Guam - A questionable settlement to a company that provided debris removal following Supertyphoon Paka back in 1998 has resulted in years of litigation and now a concerted effort by the government to get $11 million back. Following the supertyphoon in 1998, DRC, Inc. was hired by the government to conduct cleanup work for debris removal. 

Six years later, the company sued the government for $7 million plus interest for lack of payment. The government filed a motion for summary judgment contending no contract existed to pay DRC any more than what it already had, but the Federal Emergency Management Agency then authorized payments for GovGuam expenditures related to the cleanup.

On March 14, 2008 DRC and GovGuam, through then-governor Felix Camacho's chief of staff George Bamba, entered into a settlement agreement for $11.1 million and ten days later, the payment was made. Several weeks later the Attorney General's Office learned of the settlement as they had not authorized it. In February 2011 the presiding judge granted the AG's Office motion to set aside the settlement agreement. It's that decision that DRC has asked the court to reconsider.

And the AG's Office has asked for permission to amend their pleadings as they seek that money back from DRC. Two years ago Bamba defended his actions of settling the claim with DRC claiming he did so at the advice of the AG's Office. Two years ago, Bamba said what would happen if the settlement were invalidated, saying, "If he invalidates the settlement, then the government would still have to pay the vendor. Where we going to get the money? Well, we had the money from the congressional appropriation, but now since it was earmarked specifically for that purpose to resolve that case. The Government of Guam would have to give the money back to the treasury of the United States, which we don't have."

Bamba said it would be ironic to go after a company that the government owes money to believing they would just sue again and it would result in additional costs to the government. But Assistant Attorney General David Highsmith is pursuing the return of the $11 million as the presiding judge's order issued earlier this year authorized the AG's Office to oversee the settlement negotiations. Highsmith says they're willing to negotiate with DRC, but they want to get that money back first. Earlier this month they argued a motion asking to amend their pleadings to make the counterclaim.

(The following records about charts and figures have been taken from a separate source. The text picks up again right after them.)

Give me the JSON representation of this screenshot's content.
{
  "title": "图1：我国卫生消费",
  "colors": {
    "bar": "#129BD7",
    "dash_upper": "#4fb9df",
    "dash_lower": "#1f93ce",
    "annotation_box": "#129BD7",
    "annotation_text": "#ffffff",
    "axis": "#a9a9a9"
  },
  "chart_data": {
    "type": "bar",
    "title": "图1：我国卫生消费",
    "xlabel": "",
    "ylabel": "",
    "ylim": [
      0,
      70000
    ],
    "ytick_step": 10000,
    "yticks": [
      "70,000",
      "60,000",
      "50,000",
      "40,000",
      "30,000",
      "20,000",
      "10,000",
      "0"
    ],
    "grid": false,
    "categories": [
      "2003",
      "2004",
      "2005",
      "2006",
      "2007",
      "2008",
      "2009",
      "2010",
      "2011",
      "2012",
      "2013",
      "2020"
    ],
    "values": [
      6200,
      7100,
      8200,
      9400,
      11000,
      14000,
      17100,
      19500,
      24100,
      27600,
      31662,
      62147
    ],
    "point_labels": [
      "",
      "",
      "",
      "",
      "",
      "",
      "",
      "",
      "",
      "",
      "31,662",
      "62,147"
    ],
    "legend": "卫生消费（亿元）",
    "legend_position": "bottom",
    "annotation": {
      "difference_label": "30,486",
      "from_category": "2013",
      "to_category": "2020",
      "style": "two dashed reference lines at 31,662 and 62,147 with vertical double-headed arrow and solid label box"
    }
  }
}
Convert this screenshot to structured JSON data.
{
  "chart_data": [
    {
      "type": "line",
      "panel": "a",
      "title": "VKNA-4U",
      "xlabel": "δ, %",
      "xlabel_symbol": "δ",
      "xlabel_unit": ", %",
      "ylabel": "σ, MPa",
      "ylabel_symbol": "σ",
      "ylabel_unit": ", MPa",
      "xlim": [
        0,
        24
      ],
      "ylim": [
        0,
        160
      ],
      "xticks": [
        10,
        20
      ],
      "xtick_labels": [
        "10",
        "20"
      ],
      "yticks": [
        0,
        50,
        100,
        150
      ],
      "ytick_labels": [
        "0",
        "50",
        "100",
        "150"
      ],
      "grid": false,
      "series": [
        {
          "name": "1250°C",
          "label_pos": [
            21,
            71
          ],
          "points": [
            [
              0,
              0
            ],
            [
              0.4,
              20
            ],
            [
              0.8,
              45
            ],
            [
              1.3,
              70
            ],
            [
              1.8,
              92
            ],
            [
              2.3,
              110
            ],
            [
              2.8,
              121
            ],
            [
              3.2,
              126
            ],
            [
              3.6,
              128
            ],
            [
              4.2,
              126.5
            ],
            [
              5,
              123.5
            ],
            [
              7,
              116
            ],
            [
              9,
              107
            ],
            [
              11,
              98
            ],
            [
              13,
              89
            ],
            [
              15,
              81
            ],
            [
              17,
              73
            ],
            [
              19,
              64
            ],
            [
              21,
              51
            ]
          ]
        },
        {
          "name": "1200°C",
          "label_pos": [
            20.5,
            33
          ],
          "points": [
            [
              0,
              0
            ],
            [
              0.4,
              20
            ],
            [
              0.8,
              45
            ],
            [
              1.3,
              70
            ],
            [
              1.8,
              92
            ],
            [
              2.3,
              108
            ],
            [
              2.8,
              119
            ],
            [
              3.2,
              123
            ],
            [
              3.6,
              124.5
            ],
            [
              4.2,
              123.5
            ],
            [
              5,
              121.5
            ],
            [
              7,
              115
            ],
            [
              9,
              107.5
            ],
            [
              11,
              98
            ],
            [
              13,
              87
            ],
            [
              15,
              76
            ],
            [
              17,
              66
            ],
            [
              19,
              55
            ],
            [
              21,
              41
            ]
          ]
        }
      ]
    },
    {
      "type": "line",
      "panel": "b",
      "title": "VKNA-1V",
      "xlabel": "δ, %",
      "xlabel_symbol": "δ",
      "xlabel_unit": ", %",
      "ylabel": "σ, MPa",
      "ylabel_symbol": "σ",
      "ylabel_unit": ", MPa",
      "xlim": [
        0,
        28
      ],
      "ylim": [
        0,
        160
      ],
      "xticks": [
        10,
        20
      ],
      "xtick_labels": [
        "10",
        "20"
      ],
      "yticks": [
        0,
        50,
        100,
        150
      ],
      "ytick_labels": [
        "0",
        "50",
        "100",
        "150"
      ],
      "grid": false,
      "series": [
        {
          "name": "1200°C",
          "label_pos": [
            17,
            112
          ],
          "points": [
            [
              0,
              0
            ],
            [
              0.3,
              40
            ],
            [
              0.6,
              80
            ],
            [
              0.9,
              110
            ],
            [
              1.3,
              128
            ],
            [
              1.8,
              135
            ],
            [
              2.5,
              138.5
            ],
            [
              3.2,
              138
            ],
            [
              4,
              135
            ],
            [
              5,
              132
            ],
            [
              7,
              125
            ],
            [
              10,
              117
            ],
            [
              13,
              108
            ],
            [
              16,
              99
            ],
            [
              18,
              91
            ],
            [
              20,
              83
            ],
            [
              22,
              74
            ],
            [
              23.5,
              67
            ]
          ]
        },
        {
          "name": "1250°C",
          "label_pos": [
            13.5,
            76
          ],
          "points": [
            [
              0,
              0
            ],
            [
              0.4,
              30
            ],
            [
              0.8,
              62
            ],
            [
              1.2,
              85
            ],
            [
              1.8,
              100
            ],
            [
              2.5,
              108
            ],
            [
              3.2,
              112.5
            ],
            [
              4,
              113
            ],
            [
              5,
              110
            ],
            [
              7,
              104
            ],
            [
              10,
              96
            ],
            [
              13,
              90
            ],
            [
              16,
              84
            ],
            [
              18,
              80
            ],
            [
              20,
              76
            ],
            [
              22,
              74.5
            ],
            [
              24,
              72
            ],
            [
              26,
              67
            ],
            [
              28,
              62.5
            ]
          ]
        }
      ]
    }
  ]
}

DRC meanwhile has also moved to have the judge recuse himself from the case, claiming he has a conflict of interest with the former assistant AG Bill Bischoff, who was working on the lawsuit.  Both the judge and Bischoff have interest in an unrelated case dealing with a coral pit in Dededo.

Highsmith says the judge will have to first decide on the recusal motion before deciding whether to allow the government to amend its pleadings to pursue the return of the $11 million dollars.